Movie Review: Van Wilder


"Van Wilder" is part of the vast nincompoop conspiracy in Hollywood that thinks it's time to remake "Animal House" over and over again.

"Van Wilder," to its credit, is just about twice as funny as "Sorority Boys," It has the same bodily fluid-scatological frat-boy humor orientation as "Sorority." But "Wilder" has Ryan Reynolds, late of TV's "Two Guys and a Girl." And Reynolds, playing the prissy, deadpan and effortlessly cool title character, gives this movie just a smidgen of heart and soul.

Van Wilder is a seven-year veteran of Coolidge College. He's a beloved figure on campus, so much so that he never wants to graduate. But Dad, played by Tim Matheson, the one "Animal House" survivor not to appear in "Sorority Boys," cuts off Van's tuition money. Van and his sidekick, Hutch (Teck Holmes), and new assistant, Taj (Kal Penn), have to come up with the cash, by any means necessary -- topless tutoring, party-planning and other schemes ensue.

That makes this the perfect time for pert little Gwen (Tara Reid) from the student newspaper to write an in-depth profile of Coolidge's famous career student.

Reynolds takes a stab at playing Wilder as a young Matthew Perry; straight-faced, droll and just a wee bit effeminate. His line readings are the biggest giggle in this thing.

"I'm still looking for that 'Dare to be great' situation," he tells various adults who wonder about his lack of a degree. And then there's my favorite, Wilder's way of sending the hilariously virginal Indian Taj (not quite a stereotype) after a nubile young thing. "Her name's Naomi. That's I moan, spelled backwards!"

The gross stuff consists of canine genitals, projectile vomiting, projectile defecation and the like. And really, what comedy since "Dumb & Dumber" hasn't dropped to that level?

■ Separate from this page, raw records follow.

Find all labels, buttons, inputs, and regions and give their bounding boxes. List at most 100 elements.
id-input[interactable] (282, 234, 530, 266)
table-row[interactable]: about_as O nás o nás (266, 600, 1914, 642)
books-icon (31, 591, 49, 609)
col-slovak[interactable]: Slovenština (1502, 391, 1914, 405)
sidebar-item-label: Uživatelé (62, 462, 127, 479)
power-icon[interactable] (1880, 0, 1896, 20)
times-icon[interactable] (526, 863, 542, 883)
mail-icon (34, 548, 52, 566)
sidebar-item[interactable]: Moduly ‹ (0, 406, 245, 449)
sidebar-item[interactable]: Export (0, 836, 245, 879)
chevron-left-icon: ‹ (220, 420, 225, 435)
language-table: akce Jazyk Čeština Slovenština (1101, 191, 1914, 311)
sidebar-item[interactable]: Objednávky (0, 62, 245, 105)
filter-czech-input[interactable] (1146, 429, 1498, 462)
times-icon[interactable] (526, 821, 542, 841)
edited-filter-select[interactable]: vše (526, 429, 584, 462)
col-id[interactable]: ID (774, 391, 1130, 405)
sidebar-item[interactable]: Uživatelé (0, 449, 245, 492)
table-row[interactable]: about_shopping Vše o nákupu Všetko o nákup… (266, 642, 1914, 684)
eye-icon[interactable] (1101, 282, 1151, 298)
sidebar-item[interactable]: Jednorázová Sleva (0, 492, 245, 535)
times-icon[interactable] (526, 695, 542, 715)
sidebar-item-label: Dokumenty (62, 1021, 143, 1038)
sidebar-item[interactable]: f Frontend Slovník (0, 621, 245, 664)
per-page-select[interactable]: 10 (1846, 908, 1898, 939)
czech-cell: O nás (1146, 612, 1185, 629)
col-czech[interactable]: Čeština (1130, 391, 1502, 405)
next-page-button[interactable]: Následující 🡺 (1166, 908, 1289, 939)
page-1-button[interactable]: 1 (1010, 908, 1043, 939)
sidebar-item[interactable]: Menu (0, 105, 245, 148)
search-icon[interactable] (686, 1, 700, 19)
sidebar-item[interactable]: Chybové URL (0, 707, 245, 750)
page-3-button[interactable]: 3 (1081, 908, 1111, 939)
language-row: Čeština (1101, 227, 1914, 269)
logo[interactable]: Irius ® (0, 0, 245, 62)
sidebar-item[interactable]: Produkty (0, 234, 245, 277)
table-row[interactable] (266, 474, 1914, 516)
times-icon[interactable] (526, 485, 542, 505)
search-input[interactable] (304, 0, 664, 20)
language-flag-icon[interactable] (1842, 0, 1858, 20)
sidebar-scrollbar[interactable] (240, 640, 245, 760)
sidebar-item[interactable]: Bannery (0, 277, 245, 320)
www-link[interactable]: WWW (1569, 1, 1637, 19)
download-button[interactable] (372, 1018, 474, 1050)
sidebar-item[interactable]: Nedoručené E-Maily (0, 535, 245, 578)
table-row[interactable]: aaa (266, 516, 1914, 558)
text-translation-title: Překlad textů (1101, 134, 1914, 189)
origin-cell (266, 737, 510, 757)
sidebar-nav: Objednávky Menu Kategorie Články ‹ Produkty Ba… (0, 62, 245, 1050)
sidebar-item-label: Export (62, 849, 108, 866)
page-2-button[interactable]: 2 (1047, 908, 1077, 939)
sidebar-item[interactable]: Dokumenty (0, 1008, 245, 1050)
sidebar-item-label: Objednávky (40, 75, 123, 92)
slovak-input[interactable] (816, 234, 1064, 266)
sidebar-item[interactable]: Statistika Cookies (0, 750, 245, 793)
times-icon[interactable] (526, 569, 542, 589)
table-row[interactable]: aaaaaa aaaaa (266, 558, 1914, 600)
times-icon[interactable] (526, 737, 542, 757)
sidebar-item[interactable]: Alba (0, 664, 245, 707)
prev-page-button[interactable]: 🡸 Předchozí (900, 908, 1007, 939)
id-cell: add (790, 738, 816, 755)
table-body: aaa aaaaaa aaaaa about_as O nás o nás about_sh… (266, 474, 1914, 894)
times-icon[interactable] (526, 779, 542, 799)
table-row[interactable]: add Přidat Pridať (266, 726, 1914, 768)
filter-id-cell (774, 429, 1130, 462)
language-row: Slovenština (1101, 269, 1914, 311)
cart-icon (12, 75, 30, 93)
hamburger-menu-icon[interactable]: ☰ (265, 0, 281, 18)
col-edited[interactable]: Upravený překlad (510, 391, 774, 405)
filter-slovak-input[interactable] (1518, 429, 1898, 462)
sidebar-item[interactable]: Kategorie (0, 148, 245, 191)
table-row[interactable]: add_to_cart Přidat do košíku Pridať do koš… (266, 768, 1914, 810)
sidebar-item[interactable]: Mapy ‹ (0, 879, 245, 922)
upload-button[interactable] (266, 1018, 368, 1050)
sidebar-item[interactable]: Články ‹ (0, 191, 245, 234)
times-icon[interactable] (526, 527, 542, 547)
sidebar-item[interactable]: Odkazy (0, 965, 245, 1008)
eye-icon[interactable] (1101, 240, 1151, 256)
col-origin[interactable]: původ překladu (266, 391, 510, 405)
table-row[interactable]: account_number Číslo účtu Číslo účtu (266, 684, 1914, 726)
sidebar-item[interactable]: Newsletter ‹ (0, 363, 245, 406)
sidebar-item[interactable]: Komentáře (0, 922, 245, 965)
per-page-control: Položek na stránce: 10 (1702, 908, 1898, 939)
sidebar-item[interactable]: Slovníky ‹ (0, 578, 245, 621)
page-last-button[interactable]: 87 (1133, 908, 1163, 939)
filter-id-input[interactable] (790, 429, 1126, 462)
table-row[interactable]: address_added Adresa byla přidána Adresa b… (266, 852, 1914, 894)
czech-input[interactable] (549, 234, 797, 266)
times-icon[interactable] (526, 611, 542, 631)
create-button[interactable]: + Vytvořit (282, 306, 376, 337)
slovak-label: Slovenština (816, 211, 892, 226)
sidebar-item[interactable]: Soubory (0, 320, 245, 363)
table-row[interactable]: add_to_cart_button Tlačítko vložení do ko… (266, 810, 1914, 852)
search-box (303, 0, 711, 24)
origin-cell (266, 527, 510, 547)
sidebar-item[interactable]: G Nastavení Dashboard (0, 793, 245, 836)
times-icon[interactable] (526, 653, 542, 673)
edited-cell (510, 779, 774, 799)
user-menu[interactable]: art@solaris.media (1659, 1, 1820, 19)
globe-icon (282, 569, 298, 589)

But Van Wilder is a benevolent figure, a guy loved by his classmates in a Ferris Bueller way "because he cares about us." And the movie's not pro-fraternity but anti-frat boy. Wilder's nemesis is president of Delta Iota Kappa. Do the initials.

Here's a tepid endorsement. If you must see an excessive, sexual gross-out campus comedy this spring, "Sorority Boys" isn't it. "Van Wilder," inspired by the same magazine that brought us "Animal House" -- The National Lampoon -- is. When it comes to collegiate humor, nobody knows lowbrow like our friends at the Lampoon.